Cette analyse, très sommairement esquissée ici, a de quoi refroidir les plus courageuses ardeurs. Depuis Aristote et avec Castoriadis, on sait que la dimension politique de l’expérience humaine et sociale consiste dans la capacité et la volonté des « animaux politiques » que nous sommes d’instituer la forme de vie qui leur semble la meilleure et de juger le cours des choses à partir de cette référence. Mais on sait aussi que la mise en œuvre pratique de ce modèle dans un régime politique nécessite un abandon plus ou moins important de cette capacité collective à un gouvernement concret et forcément restreint. Cette tension traverse tout particulièrement la démocratie qui, dans la pratique, est forcément moins un absolu qu’une activité permanente pour empêcher la confiscation du pouvoir ainsi que son abus par ceux qui le détiennent, moins un mode de gouvernement effectif de nos sociétés que l’horizon de sa critique, moins une réalité acquise que son invention perpétuelle.

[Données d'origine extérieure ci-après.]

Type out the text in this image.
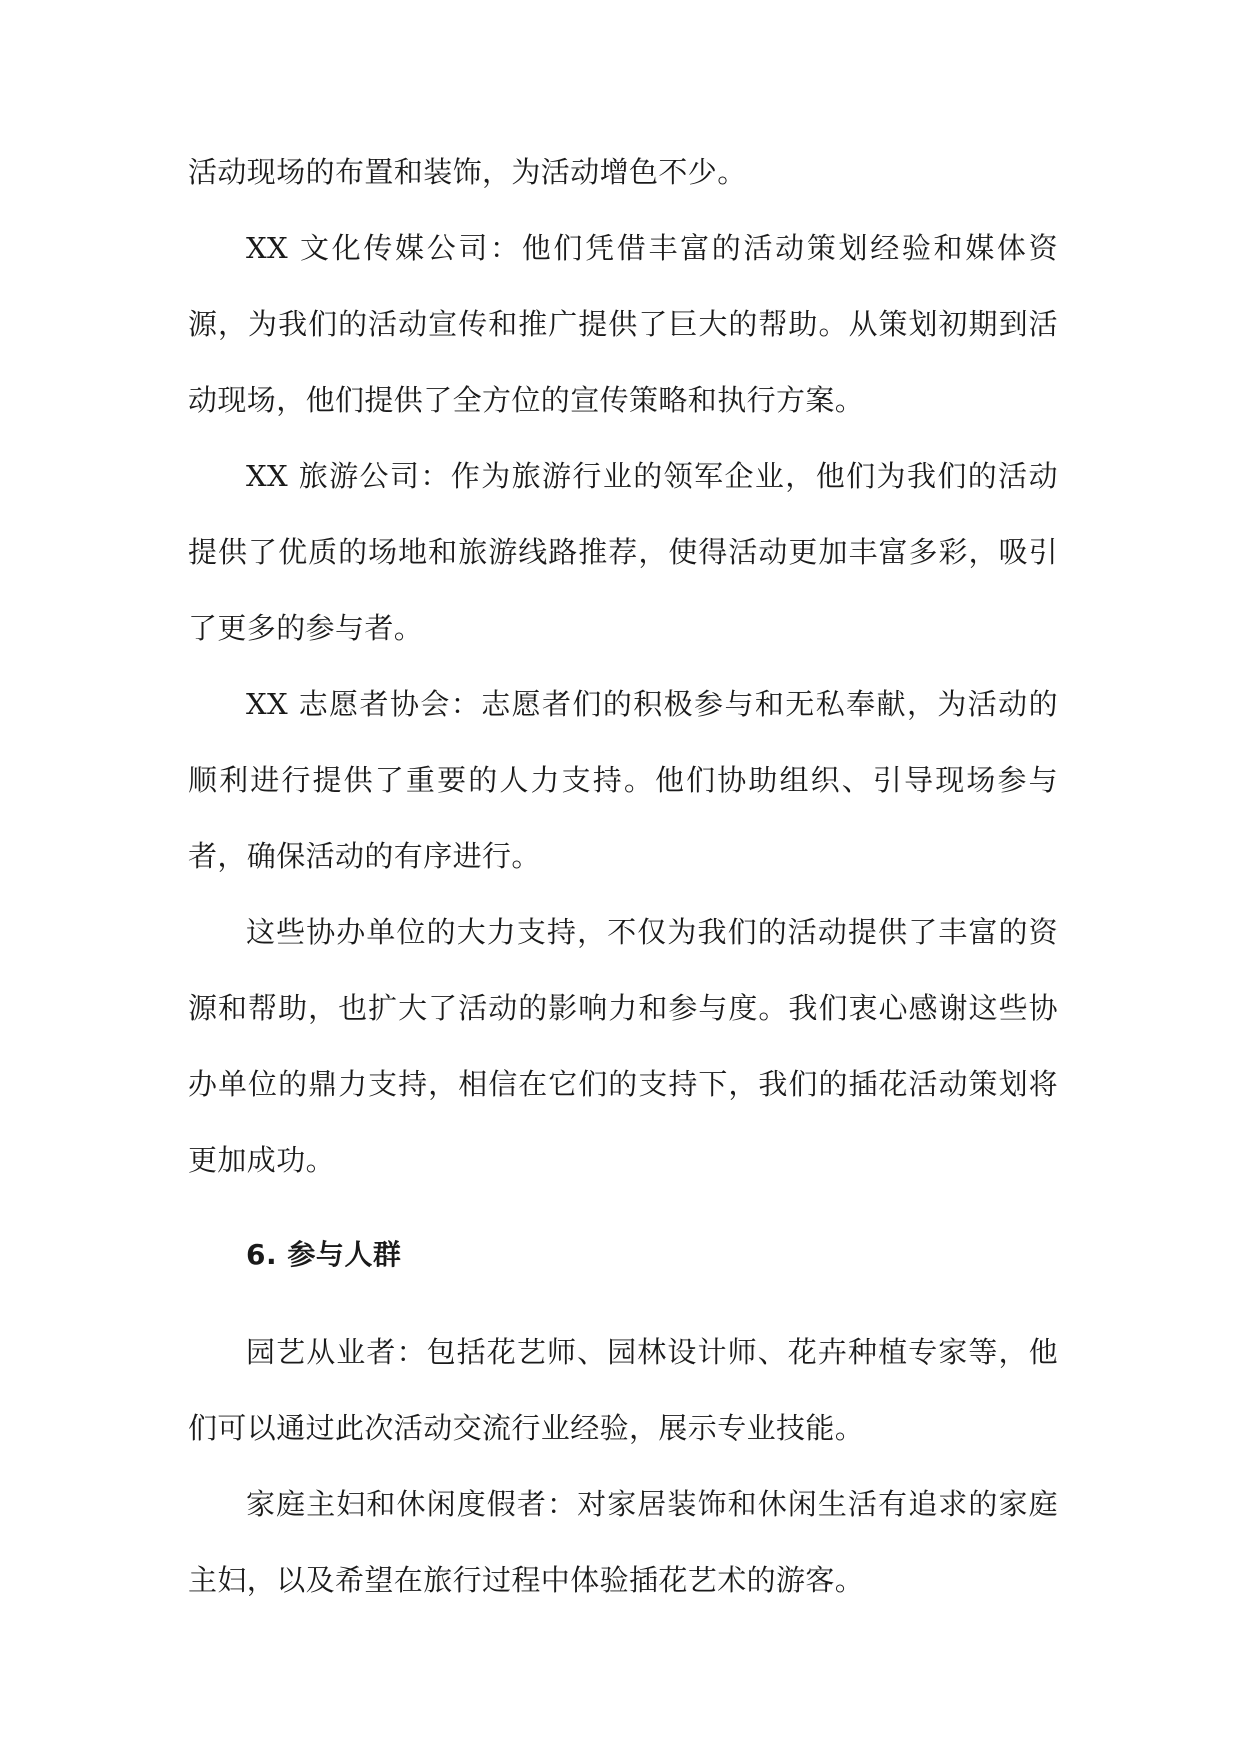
活动现场的布置和装饰，为活动增色不少。

XX 文化传媒公司：他们凭借丰富的活动策划经验和媒体资源，为我们的活动宣传和推广提供了巨大的帮助。从策划初期到活动现场，他们提供了全方位的宣传策略和执行方案。

XX 旅游公司：作为旅游行业的领军企业，他们为我们的活动提供了优质的场地和旅游线路推荐，使得活动更加丰富多彩，吸引了更多的参与者。

XX 志愿者协会：志愿者们的积极参与和无私奉献，为活动的顺利进行提供了重要的人力支持。他们协助组织、引导现场参与者，确保活动的有序进行。

这些协办单位的大力支持，不仅为我们的活动提供了丰富的资源和帮助，也扩大了活动的影响力和参与度。我们衷心感谢这些协办单位的鼎力支持，相信在它们的支持下，我们的插花活动策划将更加成功。

6. 参与人群

园艺从业者：包括花艺师、园林设计师、花卉种植专家等，他们可以通过此次活动交流行业经验，展示专业技能。

家庭主妇和休闲度假者：对家居装饰和休闲生活有追求的家庭主妇，以及希望在旅行过程中体验插花艺术的游客。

Si, par nature, la démocratie est toujours en crise, le malaise a, à chaque époque, des ressorts particuliers. Aujourd’hui ils résident, pour une large part, dans la conscience que les institutions politiques ne recouvrent qu’une toute petite partie du politique au sens d’Aristote et de Castoriadis. Pour l’essentiel, le destin des sociétés se joue hors de portée du commun des mortels. Une seconde source du malaise est davantage à notre mesure : le sentiment qu’une partie de ceux qui occupent la scène politique et se voient confier des mandats publics les confisquent et s’y incrustent pour leur intérêt personnel. Récemment dénoncés, les mandats en sociétés bidons visant à éluder l’impôt, et les cumuls qu’ils permettent, n’en sont qu’un exemple. « Ce n’est pas illégal » protestent, à l’unisson, comme une rengaine, ceux qui s’y adonnent. Ils ne sont pas délinquants, en effet. Ils sont pires car, en dévoyant à leur profit les acquis et les institutions démocratiques, ils sapent bien plus efficacement la démocratie dans son crédit comme dans la justice et l’équité qu’elle promet.
Au moment où la Belgique, et singulièrement sa composante francophone, doit se redéfinir, le projet démocratique consiste à réhabiliter le politique, avec toute sa force créatrice, et à infirmer, dans les pratiques politiques et institutionnelles, toutes les raisons de dénigrer la politique.